By blocking a public exhibition using the authoritarian power of the bureaucracy, do they want to sanitise the academia against what was clearly a State-sponsored massacre in the capital and elsewhere, in which prominent Congress politicians were directly involved, along with
the police, with the Congress regime at the Centre as a tacit accomplice?
So are we only supposed to mourn the assassination of Indira Gandhi, with hundreds of her full-blown pictures and her profound messages thronging the inside pages of daily newspapers, sponsored by various central ministries and Congress-ruled state governments, obviously using vast amounts of public money? When a big tree falls, the earth shakes, does it?
Is it still shaking?
So, why, as a civil society and power establishment, are we afraid to enter our own repulsive replicas of Auschwitz, the concentration camps, the mass murders and gangrapes as national spectacles? Do Blocks 32 and 34 of Trilokpuri in East Delhi ring a bell? The simple home of clean, good people; citizens of India and this earth; with their simple family trees of life and times?
Or the humble homes of the Sikhs, hardworking and honest, in Sultanpuri and Jehangirpuri in West Delhi? Or all the others, butchered and gangraped and burnt alive, as in Modi’s Gujarat?
Does it shame us so much that we don’t want to remember these blood-soaked cracked mirrors of our glorified patriotic nation-state? Does it shake our hyped-up nationalism and profound love for our country? So, were the Sikhs not integral to nationalism and love of this ‘great nuclear power, superpower’ we are so proud of?
Or does it remind us that there is little justice in this land, that we all prefer amnesia, that all the criminals, rapists and mass murderers often compulsively roam free, and that one ‘successful’ carnage should be taken as a role model by other barbarians, and meticulously replicated with scientific precision, yet again backed by the State, as in the bloody winter of Mumbai 1992-93, and in Gujarat 2002?
If the art of blocking and eliminating nightmares is a characteristic symbol of eternal progress and happiness, then why be afraid of a picture, a black and white moment of tangential revelation? Why fear a documentary of the past as infinite tragedy and stoic resistance, the nasty and brutish violation of body and soul and citizenship which shatters the clichéd realms of our embedded history?
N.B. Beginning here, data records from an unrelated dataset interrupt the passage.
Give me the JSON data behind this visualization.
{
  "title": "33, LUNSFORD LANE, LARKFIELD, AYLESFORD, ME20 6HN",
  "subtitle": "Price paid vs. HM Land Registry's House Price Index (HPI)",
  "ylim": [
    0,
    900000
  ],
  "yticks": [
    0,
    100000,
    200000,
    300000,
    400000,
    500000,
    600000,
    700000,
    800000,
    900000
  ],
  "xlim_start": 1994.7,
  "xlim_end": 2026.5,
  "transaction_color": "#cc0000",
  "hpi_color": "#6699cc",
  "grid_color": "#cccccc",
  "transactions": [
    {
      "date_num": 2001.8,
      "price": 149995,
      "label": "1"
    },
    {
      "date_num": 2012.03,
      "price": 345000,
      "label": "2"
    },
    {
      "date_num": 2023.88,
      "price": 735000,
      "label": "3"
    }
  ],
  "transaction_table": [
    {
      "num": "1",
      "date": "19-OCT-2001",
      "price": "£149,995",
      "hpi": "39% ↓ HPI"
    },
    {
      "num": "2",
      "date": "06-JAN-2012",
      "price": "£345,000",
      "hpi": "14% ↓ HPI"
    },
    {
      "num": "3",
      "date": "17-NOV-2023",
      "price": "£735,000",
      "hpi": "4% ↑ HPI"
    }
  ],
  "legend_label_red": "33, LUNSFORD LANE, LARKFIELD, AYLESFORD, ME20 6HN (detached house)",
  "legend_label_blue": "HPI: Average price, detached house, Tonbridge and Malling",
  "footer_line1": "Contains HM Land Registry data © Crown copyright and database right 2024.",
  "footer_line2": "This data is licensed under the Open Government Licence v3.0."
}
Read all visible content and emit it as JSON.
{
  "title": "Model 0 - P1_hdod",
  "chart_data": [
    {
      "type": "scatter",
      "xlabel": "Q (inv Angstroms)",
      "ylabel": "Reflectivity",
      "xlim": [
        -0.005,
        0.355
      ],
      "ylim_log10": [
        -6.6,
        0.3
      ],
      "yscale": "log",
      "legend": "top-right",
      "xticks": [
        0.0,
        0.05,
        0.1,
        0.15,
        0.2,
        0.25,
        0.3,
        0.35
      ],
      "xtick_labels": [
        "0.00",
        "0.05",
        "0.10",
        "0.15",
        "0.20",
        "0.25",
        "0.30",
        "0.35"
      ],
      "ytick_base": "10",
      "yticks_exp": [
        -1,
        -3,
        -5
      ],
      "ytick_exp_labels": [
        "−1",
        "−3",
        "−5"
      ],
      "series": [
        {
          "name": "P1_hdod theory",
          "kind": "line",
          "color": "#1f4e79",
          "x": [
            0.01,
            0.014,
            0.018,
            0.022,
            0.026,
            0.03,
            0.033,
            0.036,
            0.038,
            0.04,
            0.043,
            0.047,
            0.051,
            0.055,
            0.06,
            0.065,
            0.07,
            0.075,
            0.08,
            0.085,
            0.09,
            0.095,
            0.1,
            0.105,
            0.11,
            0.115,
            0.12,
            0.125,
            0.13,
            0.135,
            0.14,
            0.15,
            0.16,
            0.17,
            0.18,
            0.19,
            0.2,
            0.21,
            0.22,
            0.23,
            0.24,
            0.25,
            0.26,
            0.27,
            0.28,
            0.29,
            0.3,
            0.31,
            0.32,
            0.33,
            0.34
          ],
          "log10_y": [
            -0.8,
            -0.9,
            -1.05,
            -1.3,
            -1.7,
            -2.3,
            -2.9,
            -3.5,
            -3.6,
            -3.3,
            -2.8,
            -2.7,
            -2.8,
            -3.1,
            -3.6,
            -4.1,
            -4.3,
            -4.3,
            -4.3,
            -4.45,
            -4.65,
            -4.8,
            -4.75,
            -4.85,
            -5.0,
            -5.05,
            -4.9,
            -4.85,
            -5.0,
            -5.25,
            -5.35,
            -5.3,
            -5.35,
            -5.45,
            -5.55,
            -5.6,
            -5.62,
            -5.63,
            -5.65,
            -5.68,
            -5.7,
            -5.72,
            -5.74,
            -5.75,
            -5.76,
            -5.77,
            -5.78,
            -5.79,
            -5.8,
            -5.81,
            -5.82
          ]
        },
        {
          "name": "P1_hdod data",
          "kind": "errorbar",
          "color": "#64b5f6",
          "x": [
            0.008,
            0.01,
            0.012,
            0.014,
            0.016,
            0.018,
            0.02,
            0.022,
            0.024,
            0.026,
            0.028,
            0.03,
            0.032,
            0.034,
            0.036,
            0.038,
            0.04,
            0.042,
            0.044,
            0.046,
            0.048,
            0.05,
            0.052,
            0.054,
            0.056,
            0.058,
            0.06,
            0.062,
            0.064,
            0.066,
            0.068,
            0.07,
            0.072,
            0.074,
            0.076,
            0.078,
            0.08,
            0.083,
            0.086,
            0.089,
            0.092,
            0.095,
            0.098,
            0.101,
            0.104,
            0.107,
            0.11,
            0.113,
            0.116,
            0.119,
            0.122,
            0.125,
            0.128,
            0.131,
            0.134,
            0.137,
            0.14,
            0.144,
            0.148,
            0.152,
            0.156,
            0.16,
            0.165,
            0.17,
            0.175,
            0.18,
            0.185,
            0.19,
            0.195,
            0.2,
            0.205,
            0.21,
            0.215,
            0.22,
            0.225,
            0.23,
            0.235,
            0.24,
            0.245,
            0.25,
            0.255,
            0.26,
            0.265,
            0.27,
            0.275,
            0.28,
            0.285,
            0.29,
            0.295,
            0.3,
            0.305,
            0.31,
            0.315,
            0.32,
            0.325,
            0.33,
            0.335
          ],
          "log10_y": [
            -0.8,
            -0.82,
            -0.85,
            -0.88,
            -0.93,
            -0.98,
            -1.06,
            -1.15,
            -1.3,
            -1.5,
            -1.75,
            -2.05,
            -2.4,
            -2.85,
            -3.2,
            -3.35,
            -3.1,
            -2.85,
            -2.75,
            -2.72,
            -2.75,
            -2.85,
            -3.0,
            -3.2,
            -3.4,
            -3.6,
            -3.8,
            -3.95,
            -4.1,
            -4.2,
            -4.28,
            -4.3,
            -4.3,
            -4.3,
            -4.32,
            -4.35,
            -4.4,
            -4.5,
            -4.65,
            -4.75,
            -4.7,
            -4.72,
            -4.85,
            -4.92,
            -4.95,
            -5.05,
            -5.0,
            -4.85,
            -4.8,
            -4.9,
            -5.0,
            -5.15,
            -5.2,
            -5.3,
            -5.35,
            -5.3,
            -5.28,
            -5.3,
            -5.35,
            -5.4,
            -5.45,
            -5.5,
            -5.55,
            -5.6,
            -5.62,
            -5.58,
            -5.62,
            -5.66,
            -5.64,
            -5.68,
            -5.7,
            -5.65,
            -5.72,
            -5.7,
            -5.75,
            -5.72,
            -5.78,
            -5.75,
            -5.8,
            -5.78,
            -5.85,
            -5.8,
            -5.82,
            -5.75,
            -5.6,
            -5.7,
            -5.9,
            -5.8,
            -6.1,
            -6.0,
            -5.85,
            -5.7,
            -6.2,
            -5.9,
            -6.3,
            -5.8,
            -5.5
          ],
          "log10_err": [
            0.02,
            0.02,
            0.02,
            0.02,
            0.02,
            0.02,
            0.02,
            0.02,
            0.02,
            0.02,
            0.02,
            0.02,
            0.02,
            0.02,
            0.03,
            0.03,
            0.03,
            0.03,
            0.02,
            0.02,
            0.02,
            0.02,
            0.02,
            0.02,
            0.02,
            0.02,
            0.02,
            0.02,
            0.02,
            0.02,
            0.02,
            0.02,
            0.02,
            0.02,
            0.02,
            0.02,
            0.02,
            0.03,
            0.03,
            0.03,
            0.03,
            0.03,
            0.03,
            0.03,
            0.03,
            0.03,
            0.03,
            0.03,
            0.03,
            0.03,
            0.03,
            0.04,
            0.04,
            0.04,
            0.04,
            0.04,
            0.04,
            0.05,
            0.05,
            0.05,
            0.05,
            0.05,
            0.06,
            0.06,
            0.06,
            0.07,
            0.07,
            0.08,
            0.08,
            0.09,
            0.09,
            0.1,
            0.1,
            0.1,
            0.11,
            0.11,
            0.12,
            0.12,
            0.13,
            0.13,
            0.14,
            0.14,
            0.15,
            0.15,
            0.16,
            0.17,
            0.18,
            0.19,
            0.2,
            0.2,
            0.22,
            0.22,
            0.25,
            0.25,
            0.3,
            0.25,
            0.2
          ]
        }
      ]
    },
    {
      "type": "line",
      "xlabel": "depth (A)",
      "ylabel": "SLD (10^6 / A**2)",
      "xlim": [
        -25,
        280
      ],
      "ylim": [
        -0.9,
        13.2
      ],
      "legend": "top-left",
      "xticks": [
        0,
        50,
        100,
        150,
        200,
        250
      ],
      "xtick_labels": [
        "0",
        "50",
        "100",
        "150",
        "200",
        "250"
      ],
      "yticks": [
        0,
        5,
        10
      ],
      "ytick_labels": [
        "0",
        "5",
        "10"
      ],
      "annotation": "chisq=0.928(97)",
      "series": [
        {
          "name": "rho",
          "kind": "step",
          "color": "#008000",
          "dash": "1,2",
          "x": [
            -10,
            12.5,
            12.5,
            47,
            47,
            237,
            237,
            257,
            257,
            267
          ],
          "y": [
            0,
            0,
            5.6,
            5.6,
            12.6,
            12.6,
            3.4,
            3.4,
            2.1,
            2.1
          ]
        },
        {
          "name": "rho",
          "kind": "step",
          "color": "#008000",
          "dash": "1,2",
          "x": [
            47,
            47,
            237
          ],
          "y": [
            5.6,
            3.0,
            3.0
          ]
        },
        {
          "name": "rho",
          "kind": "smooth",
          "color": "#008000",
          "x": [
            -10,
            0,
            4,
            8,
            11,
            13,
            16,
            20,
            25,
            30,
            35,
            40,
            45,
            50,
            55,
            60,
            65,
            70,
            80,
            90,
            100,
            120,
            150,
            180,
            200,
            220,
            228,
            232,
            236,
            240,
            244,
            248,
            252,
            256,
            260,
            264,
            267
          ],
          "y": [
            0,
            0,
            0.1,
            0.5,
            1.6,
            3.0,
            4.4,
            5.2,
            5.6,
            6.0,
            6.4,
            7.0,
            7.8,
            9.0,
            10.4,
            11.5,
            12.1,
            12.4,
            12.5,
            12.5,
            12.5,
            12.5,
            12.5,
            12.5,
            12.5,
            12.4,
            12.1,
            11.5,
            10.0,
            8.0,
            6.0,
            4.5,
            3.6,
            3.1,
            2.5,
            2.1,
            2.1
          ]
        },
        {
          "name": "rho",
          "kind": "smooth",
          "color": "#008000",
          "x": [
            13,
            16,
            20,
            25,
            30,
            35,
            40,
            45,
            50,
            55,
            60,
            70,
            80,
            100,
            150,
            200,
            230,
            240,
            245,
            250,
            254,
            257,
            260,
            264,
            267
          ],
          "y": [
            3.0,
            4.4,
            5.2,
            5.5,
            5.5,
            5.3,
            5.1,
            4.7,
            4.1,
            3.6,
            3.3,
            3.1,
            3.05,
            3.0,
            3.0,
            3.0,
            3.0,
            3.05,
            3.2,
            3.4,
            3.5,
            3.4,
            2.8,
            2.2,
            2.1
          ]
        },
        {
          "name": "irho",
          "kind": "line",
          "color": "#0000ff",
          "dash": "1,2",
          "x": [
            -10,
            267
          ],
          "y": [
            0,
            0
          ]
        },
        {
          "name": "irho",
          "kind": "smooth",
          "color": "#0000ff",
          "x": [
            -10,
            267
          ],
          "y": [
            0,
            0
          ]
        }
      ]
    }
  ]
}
Can a picture, or many pictures hung on a wall, like graffiti and notes from the underground, become a threat to our social conscience, our safe ecology of softened emotions, our clinical ways of seeing, our sanitised way of life, our manufactured consent and aesthetics?
Does the picture gaze at you when you gaze at the picture? Can photographic moments in eternal stasis and transition, like an idea, make you ill?
Yes, they can. This is because thousands of unfinished narratives of injustice are buried and simmering in our political unconscious; those days if you crossed the street you would feel the death wish in your deepest soul. The street became the battered realism of a failed democracy and secular State. We were still young and we had not yet seen so much brutality and suffering: the smell of kerosene and burnt calendars and country liquor bottles inside decent, modest homes, the quiet and dignified despair of women inside relief camps, the brazen violation of ethics and social norms, the total abdication of the Indian Constitution by the Indian State, the compulsive breakdown of the law enforcement machinery, and the brutish manner in which the Congress regime left the ravaged survivors to their helpless fate.
That is why, a picture, like a Memorial to a Genocide, becomes eyes, fingers, silence, graffiti; a story and a slogan. Despite 28 years of unbearable remembrances.